Так проходит отпуск – я купаюсь и сижу в отеле, любуюсь видом на море, сплю сколько хочу, гуляю по окрестностям. Мне в целом нравится. О сексе даже не думаю, мне претит вся эта «курортная романтика», все эти призывные жесты, взгляды и доступность, хотя пару раз я мастурбирую в душе. Еще мне нравится природа. Она здесь южная и избыточная, ее так много, столько запахов от цветов и растений, даже не верится, что так бывает, особенно после Москвы.

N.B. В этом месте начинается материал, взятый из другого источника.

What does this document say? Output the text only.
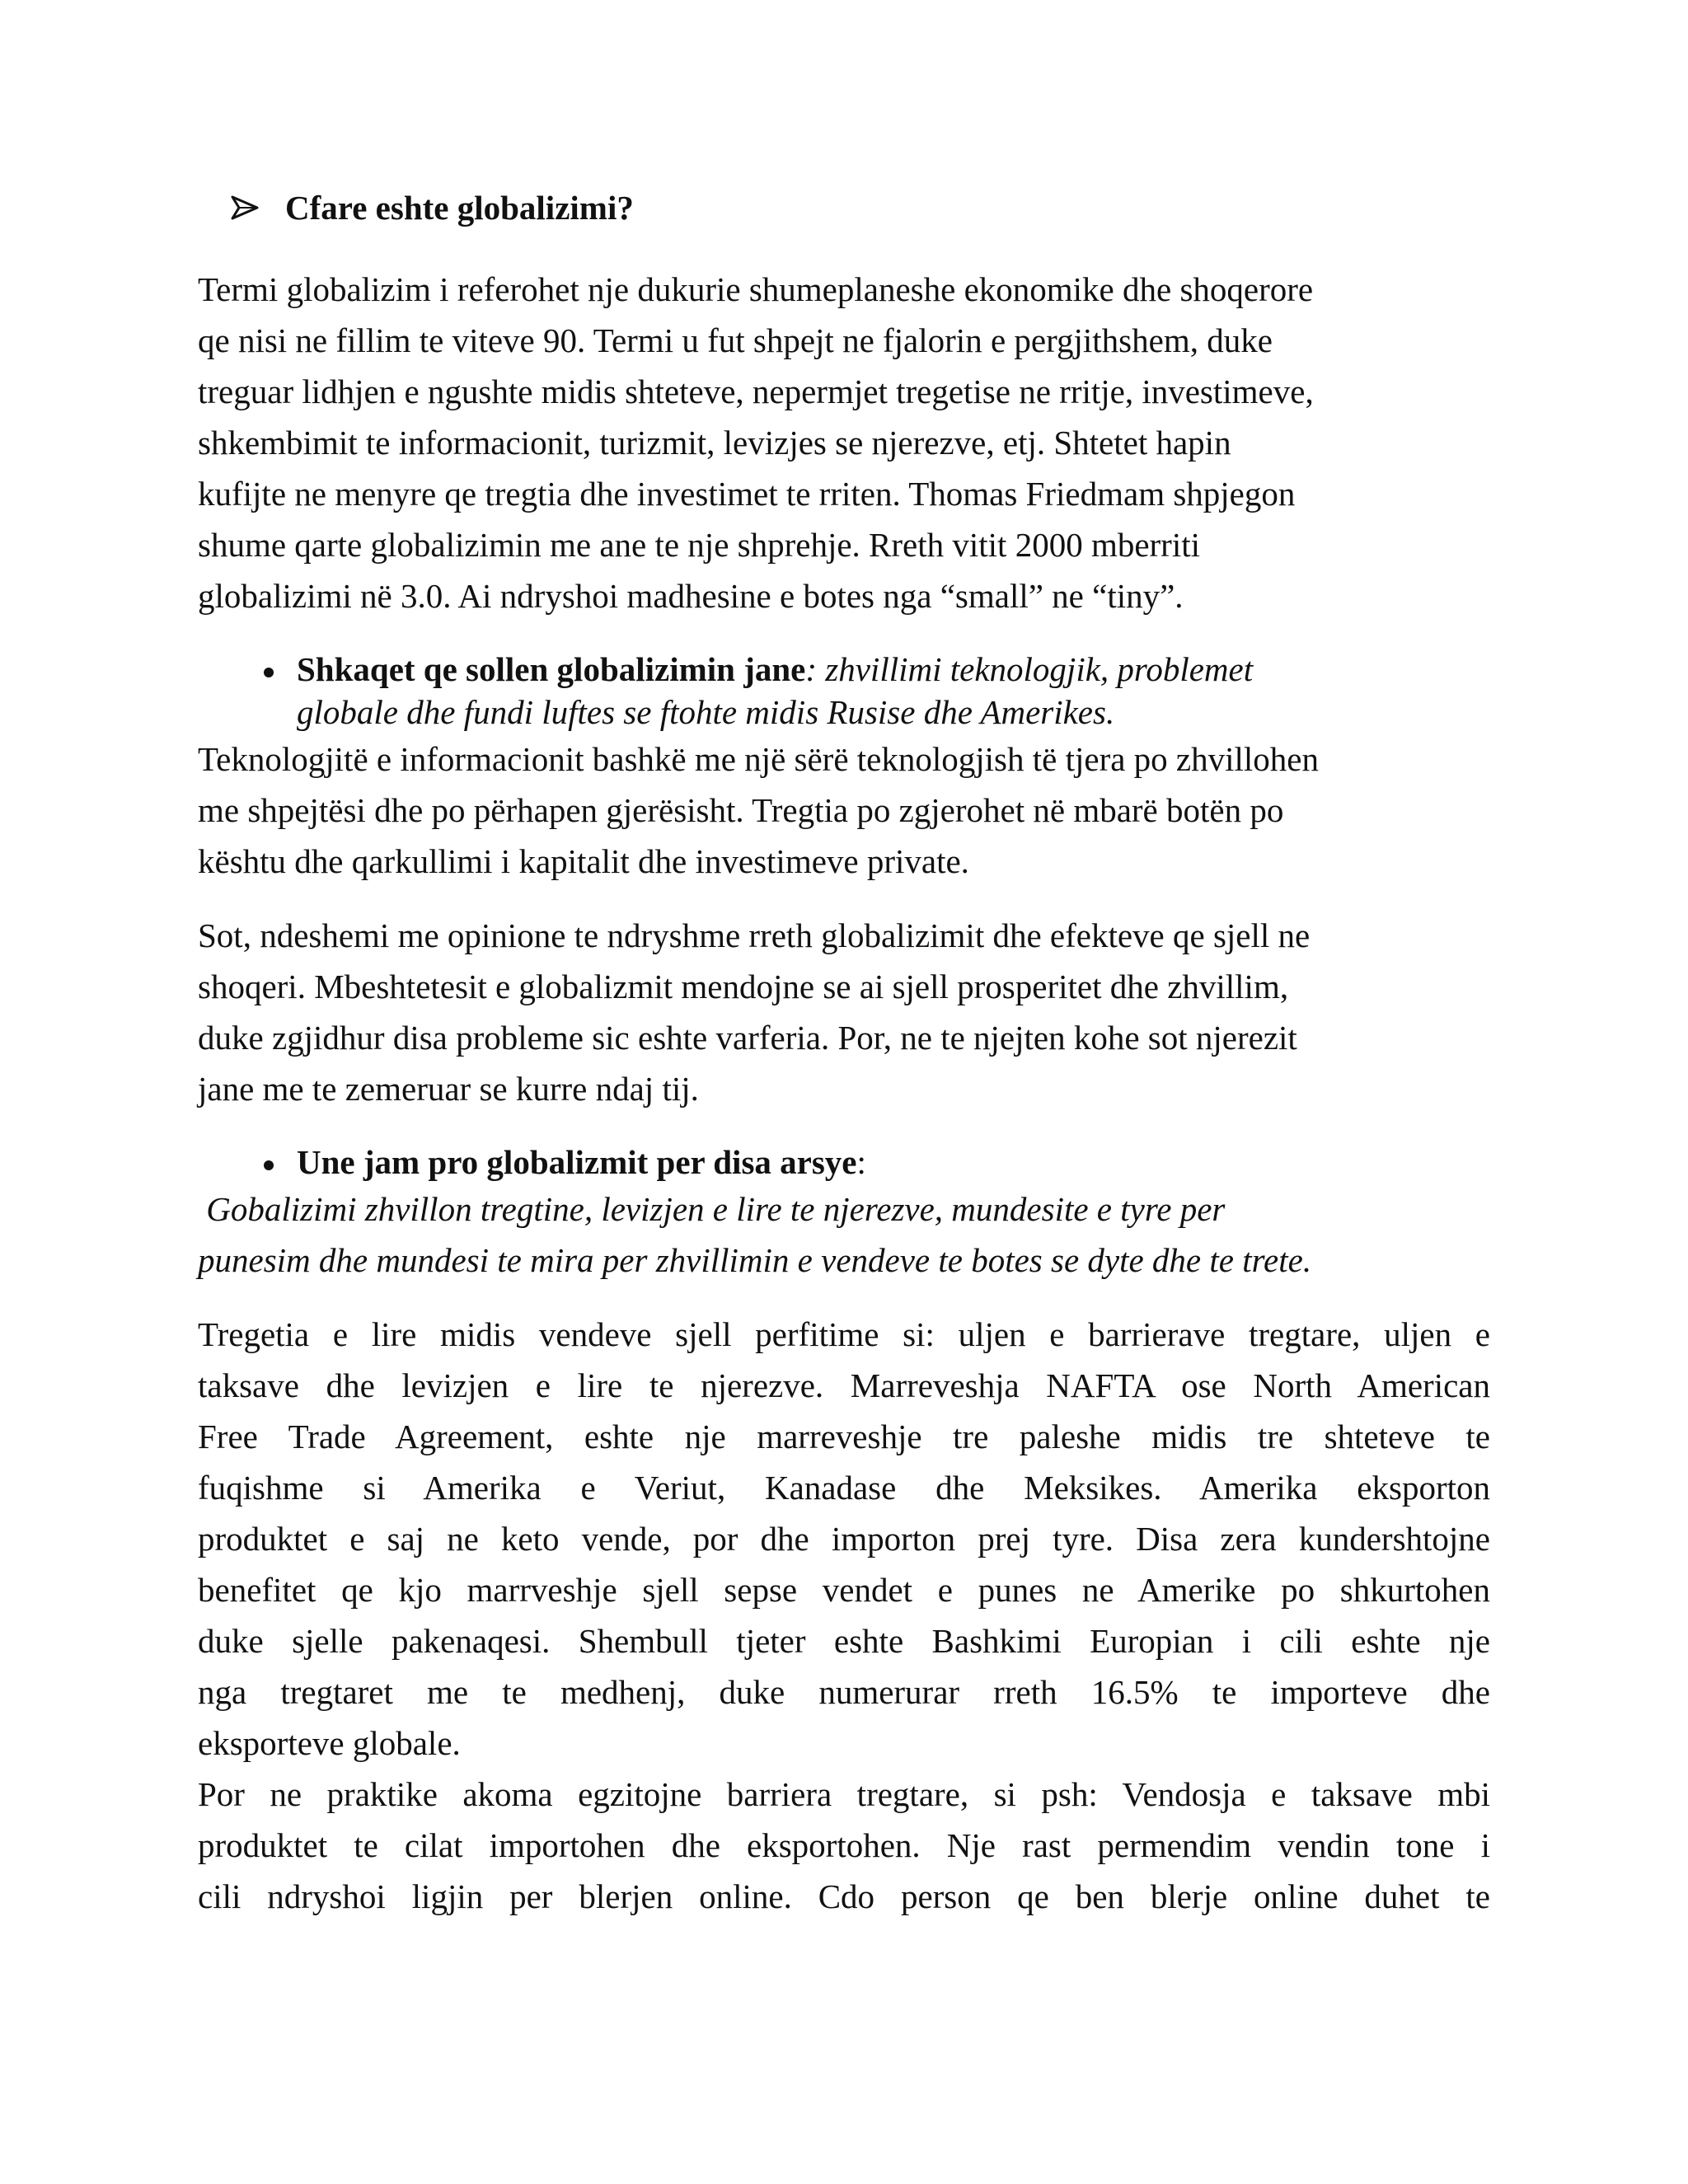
Cfare eshte globalizimi?

Termi globalizim i referohet nje dukurie shumeplaneshe ekonomike dhe shoqerore

qe nisi ne fillim te viteve 90. Termi u fut shpejt ne fjalorin e pergjithshem, duke

treguar lidhjen e ngushte midis shteteve, nepermjet tregetise ne rritje, investimeve,

shkembimit te informacionit, turizmit, levizjes se njerezve, etj. Shtetet hapin

kufijte ne menyre qe tregtia dhe investimet te rriten. Thomas Friedmam shpjegon

shume qarte globalizimin me ane te nje shprehje. Rreth vitit 2000 mberriti

globalizimi në 3.0. Ai ndryshoi madhesine e botes nga “small” ne “tiny”.

Shkaqet qe sollen globalizimin jane: zhvillimi teknologjik, problemet

globale dhe fundi luftes se ftohte midis Rusise dhe Amerikes.

Teknologjitë e informacionit bashkë me një sërë teknologjish të tjera po zhvillohen

me shpejtësi dhe po përhapen gjerësisht. Tregtia po zgjerohet në mbarë botën po

kështu dhe qarkullimi i kapitalit dhe investimeve private.

Sot, ndeshemi me opinione te ndryshme rreth globalizimit dhe efekteve qe sjell ne

shoqeri. Mbeshtetesit e globalizmit mendojne se ai sjell prosperitet dhe zhvillim,

duke zgjidhur disa probleme sic eshte varferia. Por, ne te njejten kohe sot njerezit

jane me te zemeruar se kurre ndaj tij.

Une jam pro globalizmit per disa arsye:

Gobalizimi zhvillon tregtine, levizjen e lire te njerezve, mundesite e tyre per

punesim dhe mundesi te mira per zhvillimin e vendeve te botes se dyte dhe te trete.

Tregetia e lire midis vendeve sjell perfitime si: uljen e barrierave tregtare, uljen e

taksave dhe levizjen e lire te njerezve. Marreveshja NAFTA ose North American

Free Trade Agreement, eshte nje marreveshje tre paleshe midis tre shteteve te

fuqishme si Amerika e Veriut, Kanadase dhe Meksikes. Amerika eksporton

produktet e saj ne keto vende, por dhe importon prej tyre. Disa zera kundershtojne

benefitet qe kjo marrveshje sjell sepse vendet e punes ne Amerike po shkurtohen

duke sjelle pakenaqesi. Shembull tjeter eshte Bashkimi Europian i cili eshte nje

nga tregtaret me te medhenj, duke numerurar rreth 16.5% te importeve dhe

eksporteve globale.

Por ne praktike akoma egzitojne barriera tregtare, si psh: Vendosja e taksave mbi

produktet te cilat importohen dhe eksportohen. Nje rast permendim vendin tone i

cili ndryshoi ligjin per blerjen online. Cdo person qe ben blerje online duhet te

Однажды, гуляя по окраинам городка, где мы остановились в отеле (название я не помню), я забредаю в парк, который переходит в настоящий лес, густой и южный, пахучий, в котором еще жарче, чем на улице. Лес все не кончается, очень жарко, у меня с собой нет воды, я весь липкий от пота, мной начинают интересоваться насекомые… В какой-то момент я не на шутку пугаюсь и поворачиваю обратно. Когда дохожу до отеля, голова сильно кружится, я очень сильно вспотел, словно работал под палящим солнцем на стройке, в глазах появляются темные точки, видимо, от обезвоживания. Приходится даже обратиться к врачу, он дает таблетки и наказывает пить побольше воды. Я постепенно прихожу в себя, хотя дурнота не проходит до самого утра. Ночью мне снится южный лес, я смотрю на него с горы и кричу: «Я приду снова и пройду тебя до конца!» Но, несмотря на обещание, данное во сне, больше я в лес не захожу. И, вообще, стараюсь не находиться под солнцем больше часа; купаться на пляж хожу до 11 утра и после четырех-пяти дня.